How to Minimize Mistakes on your ESTA Application

Category: ESTA Application Form | 0
Mistakes on ESTA Application

Errors on an ESTA application may not only cost an applicant money, but they could also negatively affect an applicant’s ability to embark on a trip to the United States. Mistakes can cause ESTA denials, thereby increasing the likelihood a traveler won’t get an authorization to enter the country under the ESTA Visa Waiver Program (VWP). Given the many different kinds of errors that could occur, ESTA applicants should always take the greatest care when filling out the ESTA application form.

Below we set out the 10 most common yet avoidable mistakes people make on their ESTA application forms:

[1] Entering the wrong passport number

Passport numbers differ substantially from one country to the next. A very common mistake ESTA applicants make is to enter too few or too many digits on the ESTA application or to enter the wrong passport number. This is a problem because after submitting the application form you are not able to edit your passport number. You will have to fill out and submit a new application form.

[2] Entering the wrong information under Passport Issuing Country or Country of Citizenship

Applicants often get confused with these two fields. For most people, however, they are the same. If you are a citizen of Thailand, your passport will most likely also be issued by Thailand. If you also have a passport that was issued by another country, there is a separate field for this information.

[3] Entering the wrong date of birth

If you make a mistake with the day, month, or year of your birth on the ESTA form you will have to submit a new application since this information can not be changed once you have submitted the form. That is why it’s so important to double-check everything you have entered on the form before hitting the submit button.

[4] Wrong gender

Individuals are currently identified on their passports as either male or female. If you enter something different on the form your ESTA application could be denied and there might not be enough time to submit a new application before your departure.

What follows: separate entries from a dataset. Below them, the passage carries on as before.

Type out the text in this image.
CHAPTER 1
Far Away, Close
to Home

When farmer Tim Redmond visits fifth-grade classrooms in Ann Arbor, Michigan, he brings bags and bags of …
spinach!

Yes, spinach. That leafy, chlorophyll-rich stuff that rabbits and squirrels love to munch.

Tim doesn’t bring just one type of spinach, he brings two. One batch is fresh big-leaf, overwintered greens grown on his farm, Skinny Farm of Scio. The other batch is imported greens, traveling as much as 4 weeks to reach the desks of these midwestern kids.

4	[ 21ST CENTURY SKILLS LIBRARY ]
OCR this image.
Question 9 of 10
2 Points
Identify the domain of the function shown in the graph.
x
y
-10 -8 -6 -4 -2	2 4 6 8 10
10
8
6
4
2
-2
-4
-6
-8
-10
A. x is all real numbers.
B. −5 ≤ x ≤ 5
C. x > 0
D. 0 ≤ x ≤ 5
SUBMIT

[5] Neglecting to enter your middle name

On the ESTA application form, there is a field called ‘Given Name’. This is where you should enter both your first and middle names. If you are e.g. called ‘John Peter Brown’ (where Brown is the surname) you should enter John Peter in the Given Name field. Failure to do so will mean that you have to submit a new application.

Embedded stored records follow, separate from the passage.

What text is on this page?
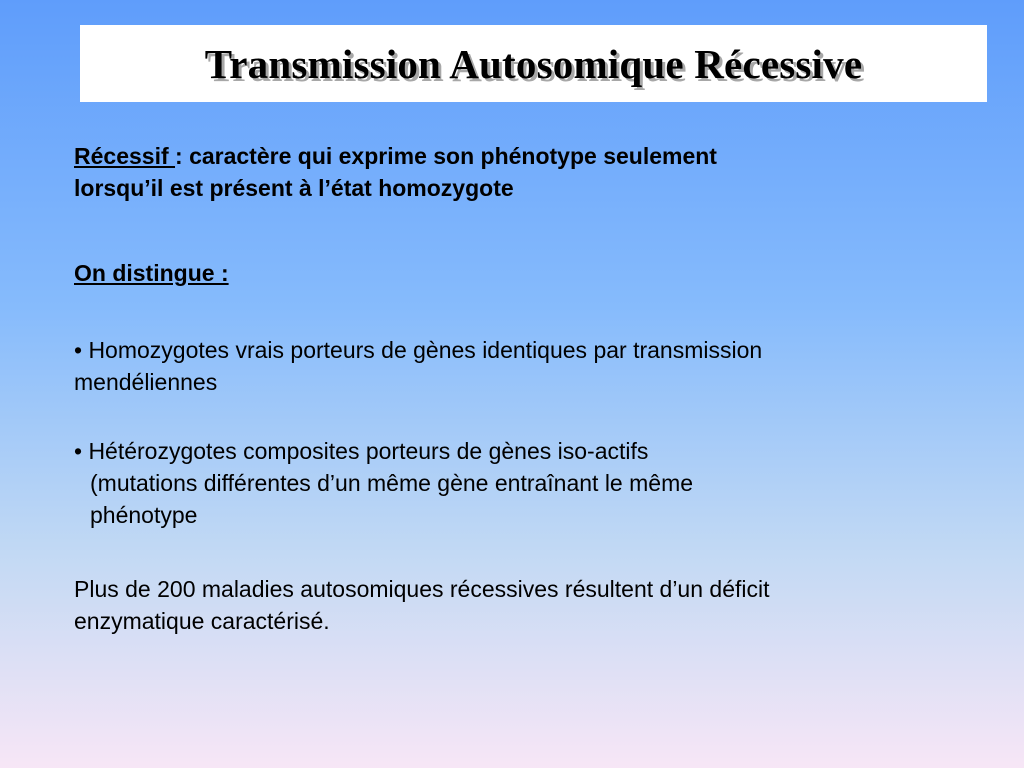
Transmission Autosomique Récessive

Récessif : caractère qui exprime son phénotype seulement
lorsqu’il est présent à l’état homozygote

On distingue :

• Homozygotes vrais porteurs de gènes identiques par transmission
mendéliennes

• Hétérozygotes composites porteurs de gènes iso-actifs
(mutations différentes d’un même gène entraînant le même
phénotype

Plus de 200 maladies autosomiques récessives résultent d’un déficit
enzymatique caractérisé.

[6] Making a spelling error when entering your last or first name

If for whatever reason, you make a spelling mistake when entering your first or last name, you will have to send in a new ESTA application. No authorization will be given if the information provided on the ESTA form differs from your passport information.

[7] Giving the wrong answer to an eligibility question

If you mistakenly respond with a ‘yes’ to one or more of the ESTA eligibility questions (mental disorder, criminal record, drugs, etc.) your ESTA request could be denied. And if you answer ‘no’ while the correct answer is in fact ‘yes’, you could be denied entry to the U.S. for as long as five years.

[8] Wrong email address

If an applicant enters the wrong email address on their ESTA application form, CBP will not be able to contact them about the outcome of their application. If he or she, however, later realizes that the wrong email address was entered on the form, they will be able to correct the mistake.

[9] Failing to check on your ESTA status

Applicants are able to check their ESTA application’s status free of charge. You should check the status of your ESTA application 24 hours before your trip to the U.S. starts to make sure you don’t get a nasty surprise when you try to board the flight or boat to that country.

[10] Other mistakes on the ESTA application form

There are many other fields on the form where applicants can (and often do) make mistakes, or enter incomplete information. An example is the one where they have to enter information about their contact in the United States. This could be a hotel the applicant hasn’t booked yet or the booking has not been confirmed. In this case, you are allowed to enter ‘Unknown’ in text fields or ‘00000’ in numerical fields. You will be able to edit this information afterward.


From the above list of common mistakes people make on their ESTA application forms, it will be clear that most of them could easily be prevented. It’s perhaps a good idea to type out all your answers and to double-check everything before filling out the actual form to lower the chance of making mistakes on your ESTA application.